What can Hawkins bring to the table?

A lot, really.

At his best during his starting stints, Hawkins has shown himself to be a physical, aggressive defender, one who delivers big hits and can come up with timely turnovers. No Falcon has more interceptions the past two seasons than Hawkins (who had four in that span), and only one defensive back has forced more than Hawkins’ one fumble. As mentioned briefly above, he also cut down on his yards per reception allowed and trimmed his missed tackle rate from 17.2% in 2021 to 7.7% in 2022. Minus the four touchdowns allowed last year and a handful of frustrating lapses in coverage, Hawkins has improved with more playing time and starting opportunities.

He may never be a phenomenal player in coverage—there’s still the weird Dean Pees decision to park him for a while in favor of Dean Marlowe last year in the Rams game, seemingly sparked by his struggles in that game—but Hawkins is hardly a liability in that regard and is a player with a solid-at-worst all-around game.

As a third safety, then, he’s an excellent player to have around, one you’d feel comfortable having as a short-term (or even potentially long-term) starter if injury hits your safety group. Because he is a player capable of producing a game-changing turnover and reliable overall, the Falcons may well elect to roll out some three safety sets in 2023 that give Atlanta an imposing group alongside A.J. Terrell and (presumably) Jeff Okudah.

What are the stakes?

For the Falcons, significant. If Hawkins is capable of playing as well as he did throughout much of last year or even improving further, he’s an excellent insurance policy at a safety position where the team has been mighty thin in recent years. If Atlanta wants to roll out three safety sets and get Hawkins in there instead of, say, Dee Alford or Mike Hughes for the sake of a more physical secondary and in the right matchup, a strong level of play will enable that and could encourage more Hawkins usage.

For Hawkins, the stakes are also significant. The 2024 free agency class at safety is solid if the Cardinals don’t somehow pick up Budda Baker’s club option, but it’s light on spectacular options.
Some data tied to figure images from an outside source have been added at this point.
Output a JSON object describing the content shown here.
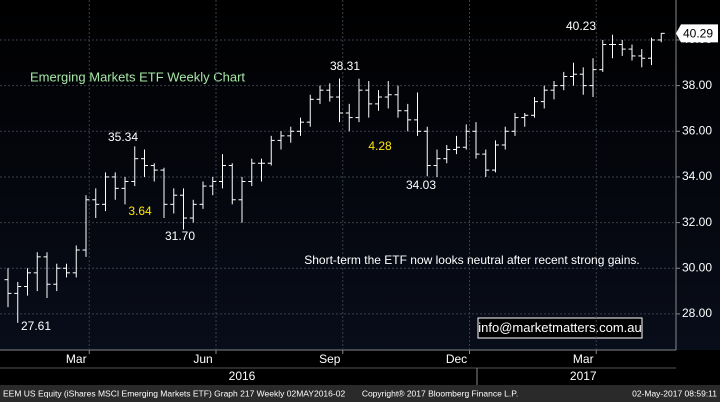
{
  "chart_data": {
    "type": "ohlc",
    "title": "Emerging Markets ETF Weekly Chart",
    "color": "#ffffff",
    "open": [
      29.5,
      28.9,
      29.2,
      29.8,
      30.5,
      29.3,
      30.0,
      29.8,
      30.8,
      33.0,
      32.8,
      34.0,
      33.5,
      33.8,
      34.8,
      34.5,
      34.3,
      32.8,
      33.2,
      32.2,
      32.8,
      33.6,
      33.8,
      34.5,
      33.0,
      33.8,
      34.6,
      34.6,
      35.6,
      35.8,
      36.0,
      36.4,
      37.4,
      37.8,
      37.5,
      36.8,
      36.6,
      37.8,
      37.2,
      37.5,
      37.6,
      36.9,
      36.5,
      36.0,
      34.5,
      34.8,
      35.2,
      35.3,
      36.0,
      35.0,
      34.3,
      35.4,
      36.0,
      36.6,
      36.7,
      37.3,
      37.8,
      38.0,
      38.4,
      38.5,
      38.0,
      38.7,
      39.8,
      39.8,
      39.6,
      39.3,
      39.2,
      40.0
    ],
    "high": [
      30.0,
      29.4,
      30.0,
      30.7,
      30.7,
      30.2,
      30.2,
      31.0,
      33.2,
      33.5,
      34.2,
      34.2,
      34.0,
      35.34,
      35.2,
      34.6,
      34.4,
      33.5,
      33.5,
      33.0,
      33.8,
      34.0,
      35.0,
      34.6,
      34.0,
      34.8,
      34.8,
      35.8,
      36.0,
      36.2,
      36.6,
      37.6,
      38.0,
      38.1,
      38.31,
      37.2,
      38.3,
      38.2,
      37.8,
      38.2,
      38.0,
      37.2,
      37.7,
      36.2,
      35.2,
      35.4,
      35.8,
      36.3,
      36.4,
      35.2,
      35.6,
      36.2,
      36.8,
      36.8,
      37.5,
      38.0,
      38.2,
      38.6,
      39.0,
      38.8,
      39.2,
      40.0,
      40.23,
      40.0,
      39.8,
      39.6,
      40.1,
      40.3
    ],
    "low": [
      28.3,
      27.61,
      28.8,
      29.0,
      28.7,
      29.0,
      29.6,
      29.6,
      30.5,
      32.2,
      32.5,
      33.0,
      32.8,
      33.6,
      34.0,
      33.8,
      32.2,
      32.4,
      31.7,
      32.0,
      32.6,
      33.2,
      33.5,
      32.8,
      32.0,
      33.6,
      33.8,
      34.5,
      35.2,
      35.5,
      35.8,
      36.2,
      37.2,
      37.3,
      36.4,
      36.0,
      36.4,
      36.6,
      36.9,
      37.0,
      36.6,
      36.0,
      35.8,
      34.03,
      34.0,
      34.6,
      35.0,
      35.2,
      34.8,
      34.0,
      34.2,
      35.2,
      35.8,
      36.2,
      36.6,
      37.0,
      37.4,
      37.8,
      38.0,
      37.6,
      37.5,
      38.6,
      39.2,
      39.3,
      39.1,
      38.8,
      38.9,
      39.9
    ],
    "close": [
      28.9,
      29.2,
      29.8,
      30.5,
      29.3,
      30.0,
      29.8,
      30.8,
      33.0,
      32.8,
      34.0,
      33.5,
      33.8,
      34.8,
      34.5,
      34.3,
      32.8,
      33.2,
      32.2,
      32.8,
      33.6,
      33.8,
      34.5,
      33.0,
      33.8,
      34.6,
      34.6,
      35.6,
      35.8,
      36.0,
      36.4,
      37.4,
      37.8,
      37.5,
      36.8,
      36.6,
      37.8,
      37.2,
      37.5,
      37.6,
      36.9,
      36.5,
      36.0,
      34.5,
      34.8,
      35.2,
      35.3,
      36.0,
      35.0,
      34.3,
      35.4,
      36.0,
      36.6,
      36.7,
      37.3,
      37.8,
      38.0,
      38.4,
      38.5,
      38.0,
      38.7,
      39.8,
      39.8,
      39.6,
      39.3,
      39.2,
      40.0,
      40.29
    ],
    "ylim": [
      26.42,
      41.75
    ],
    "yticks": [
      {
        "value": 28,
        "label": "28.00"
      },
      {
        "value": 30,
        "label": "30.00"
      },
      {
        "value": 32,
        "label": "32.00"
      },
      {
        "value": 34,
        "label": "34.00"
      },
      {
        "value": 36,
        "label": "36.00"
      },
      {
        "value": 38,
        "label": "38.00"
      },
      {
        "value": 40,
        "label": "40.00"
      }
    ],
    "xticks": [
      {
        "value": 7,
        "label": "Mar"
      },
      {
        "value": 20,
        "label": "Jun"
      },
      {
        "value": 33,
        "label": "Sep"
      },
      {
        "value": 46,
        "label": "Dec"
      },
      {
        "value": 59,
        "label": "Mar"
      }
    ],
    "year_labels": [
      {
        "value": 24,
        "label": "2016"
      },
      {
        "value": 59,
        "label": "2017"
      }
    ],
    "grid": true,
    "last_price": 40.29,
    "annotations": [
      "40.23",
      "38.31",
      "35.34",
      "3.64",
      "31.70",
      "4.28",
      "34.03",
      "27.61",
      "Short-term the ETF now looks neutral after recent strong gains."
    ],
    "watermark": "info@marketmatters.com.au"
  },
  "footer": {
    "left": "EEM US Equity (iShares MSCI Emerging Markets ETF) Graph 217  Weekly 02MAY2016-02",
    "center": "Copyright® 2017 Bloomberg Finance L.P.",
    "right": "02-May-2017 08:59:11"
  }
}
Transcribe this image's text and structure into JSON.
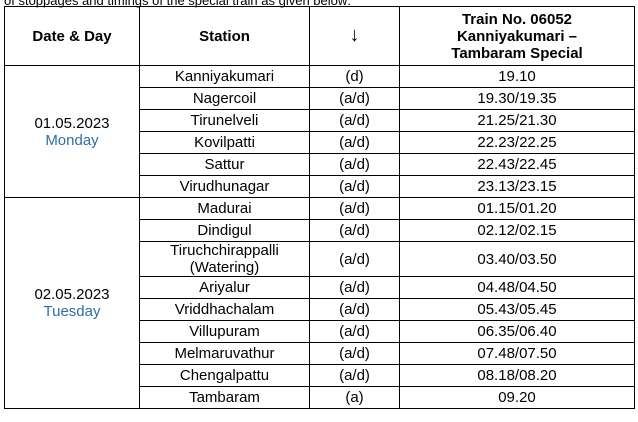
{
  "note_line": "of stoppages and timings of the special train as given below:",
  "header": {
    "date_day": "Date & Day",
    "station": "Station",
    "arrow": "↓",
    "train_line1": "Train No. 06052",
    "train_line2": "Kanniyakumari –",
    "train_line3": "Tambaram Special"
  },
  "groups": [
    {
      "date": "01.05.2023",
      "day": "Monday",
      "rows": [
        {
          "station": "Kanniyakumari",
          "type": "(d)",
          "time": "19.10"
        },
        {
          "station": "Nagercoil",
          "type": "(a/d)",
          "time": "19.30/19.35"
        },
        {
          "station": "Tirunelveli",
          "type": "(a/d)",
          "time": "21.25/21.30"
        },
        {
          "station": "Kovilpatti",
          "type": "(a/d)",
          "time": "22.23/22.25"
        },
        {
          "station": "Sattur",
          "type": "(a/d)",
          "time": "22.43/22.45"
        },
        {
          "station": "Virudhunagar",
          "type": "(a/d)",
          "time": "23.13/23.15"
        }
      ]
    },
    {
      "date": "02.05.2023",
      "day": "Tuesday",
      "rows": [
        {
          "station": "Madurai",
          "type": "(a/d)",
          "time": "01.15/01.20"
        },
        {
          "station": "Dindigul",
          "type": "(a/d)",
          "time": "02.12/02.15"
        },
        {
          "station": "Tiruchchirappalli",
          "station_line2": "(Watering)",
          "type": "(a/d)",
          "time": "03.40/03.50"
        },
        {
          "station": "Ariyalur",
          "type": "(a/d)",
          "time": "04.48/04.50"
        },
        {
          "station": "Vriddhachalam",
          "type": "(a/d)",
          "time": "05.43/05.45"
        },
        {
          "station": "Villupuram",
          "type": "(a/d)",
          "time": "06.35/06.40"
        },
        {
          "station": "Melmaruvathur",
          "type": "(a/d)",
          "time": "07.48/07.50"
        },
        {
          "station": "Chengalpattu",
          "type": "(a/d)",
          "time": "08.18/08.20"
        },
        {
          "station": "Tambaram",
          "type": "(a)",
          "time": "09.20"
        }
      ]
    }
  ],
  "colors": {
    "day_text": "#2e6da4"
  }
}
Hawkins will only be 27 years old when the 2024 season starts and already has a track record as a solid enough starter; a quality year in a quasi-starting role should make him one of the more attractive options in free agency at safety. If he wants to remain in Atlanta—not a given with Grant and Bates presumably in front of him—proving he can be a bit of a chess piece in that Nielsen defense will, as I said above, greatly increase the chances of that. Either way, a quality year gets Hawkins a nice contract from someone, while a quiet year could see him lost amidst the many mid-tier options set to hit the market.

What’s realistic?

The best-case scenario for Hawkins barring injury ahead of him or the kind of stellar summer that sees him overtake Grant is simple: The aforementioned third safety role, one that might see him deployed semi-frequently as a fifth defensive back. His only competition for that role seems to be Tre Flowers (maybe) and rookie DeMarcco Hellams, and I’d be stunned if either surpassed him on the depth chart.

We know that Hawkins is capable of playing well in that role because for long stretches over the past season-plus, he played well as a full-time starter. I think it’s realistic to expect him to seize that role and at least function well in it, though I’d bet heavily on him thriving if Nielsen gives him the playing time to do so.

For both Hawkins and the team, a stellar year in that role would be a big deal for 2023, and for Hawkins, it could mean a significant payday in 2024. The talent is there and the opportunity should be, so the hope is that this pivotal season will be a productive one for Jaylinn Hawkins.